Aussie actor Brenton Thwaites plays Henry Turner, the adult son of Will (Orlando Bloom), obsessed with freeing his father from the curse placed on him in the third film. He believes the key to this is The Trident of Poseidon, which can, of course, break all curses. He enlists the help of horologist Carina (Kaya Scodelario) and Jack Sparrow (Depp), whose compass can show them the way. The problem is, ghostly sailor Captain Salazar (Javier Bardem) is on Sparrow’s tail, threatening both the mission and lives of everyone involved.

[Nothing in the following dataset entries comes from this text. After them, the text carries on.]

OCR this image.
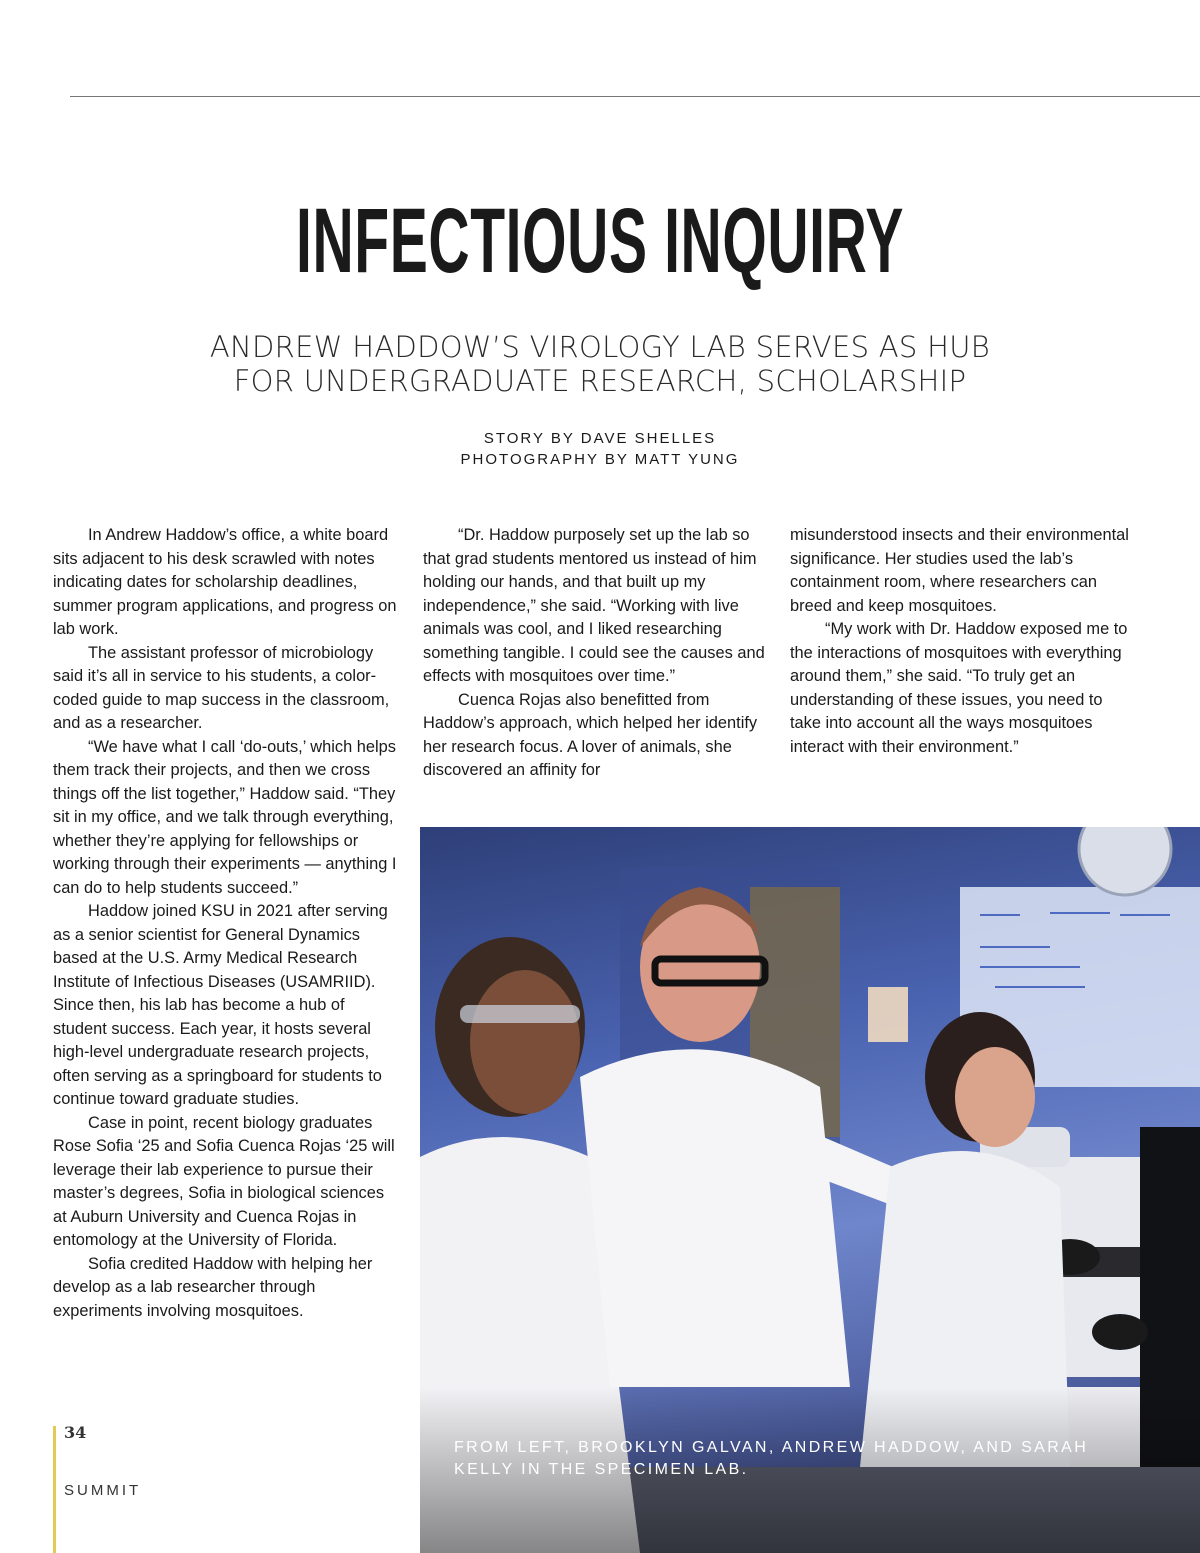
INFECTIOUS INQUIRY
ANDREW HADDOW’S VIROLOGY LAB SERVES AS HUB
FOR UNDERGRADUATE RESEARCH, SCHOLARSHIP
STORY BY DAVE SHELLES
PHOTOGRAPHY BY MATT YUNG

In Andrew Haddow’s office, a white board sits adjacent to his desk scrawled with notes indicating dates for scholarship deadlines, summer program applications, and progress on lab work.

The assistant professor of microbiology said it’s all in service to his students, a color-coded guide to map success in the classroom, and as a researcher.

“We have what I call ‘do-outs,’ which helps them track their projects, and then we cross things off the list together,” Haddow said. “They sit in my office, and we talk through everything, whether they’re applying for fellowships or working through their experiments — anything I can do to help students succeed.”

Haddow joined KSU in 2021 after serving as a senior scientist for General Dynamics based at the U.S. Army Medical Research Institute of Infectious Diseases (USAMRIID). Since then, his lab has become a hub of student success. Each year, it hosts several high-level undergraduate research projects, often serving as a springboard for students to continue toward graduate studies.

Case in point, recent biology graduates Rose Sofia ‘25 and Sofia Cuenca Rojas ‘25 will leverage their lab experience to pursue their master’s degrees, Sofia in biological sciences at Auburn University and Cuenca Rojas in entomology at the University of Florida.

Sofia credited Haddow with helping her develop as a lab researcher through experiments involving mosquitoes.

“Dr. Haddow purposely set up the lab so that grad students mentored us instead of him holding our hands, and that built up my independence,” she said. “Working with live animals was cool, and I liked researching something tangible. I could see the causes and effects with mosquitoes over time.”

Cuenca Rojas also benefitted from Haddow’s approach, which helped her identify her research focus. A lover of animals, she discovered an affinity for

misunderstood insects and their environmental significance. Her studies used the lab’s containment room, where researchers can breed and keep mosquitoes.

“My work with Dr. Haddow exposed me to the interactions of mosquitoes with everything around them,” she said. “To truly get an understanding of these issues, you need to take into account all the ways mosquitoes interact with their environment.”

FROM LEFT, BROOKLYN GALVAN, ANDREW HADDOW, AND SARAH
KELLY IN THE SPECIMEN LAB.
34
SUMMIT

Mercifully shorter than its predecessors, there’s no great secret to the formula of this new adventure. The first 90 minutes are basically a prolonged chase scene, with some twists coming in the third act to make the finale interesting. It isn’t clever, but it is big, and (ironically given the franchise was inspired by a Disneyland attraction) every effort has been made to make the film feel like a theme park ride. The action is polished, with only occasional bursts of exposition to keep the ship on course.

Depp’s Jack Sparrow comes as advertised – drunk, shambolic, still passably entertaining. Without the responsibilities that come from being a leading man, Depp is freed up to stagger about in the background, demonstrating his considerable slapstick prowess. Making him superfluous to the plot is little short of a masterstroke.

The only person having more fun than Depp is Geoffrey Rush, putting his everything into Jack’s old foe Captain Barbosa, while Javier Bardem delivers a spooky (if hammy) performance as the new bad man. Newbies Thwaites and Scodelario are not especially memorable; the former may as well have been credited as Orlando Bloom Imitator Number One. Trying to create the Bloom/Knightley spark in a new generation just reminds you of earlier, better movies.

Much like the Fast and Furious films, Pirates of The Caribbean is a series that has endured almost despite itself. Salazar’s Revenge can only promise a slightly better ride than the last movie, but for many that will be enough.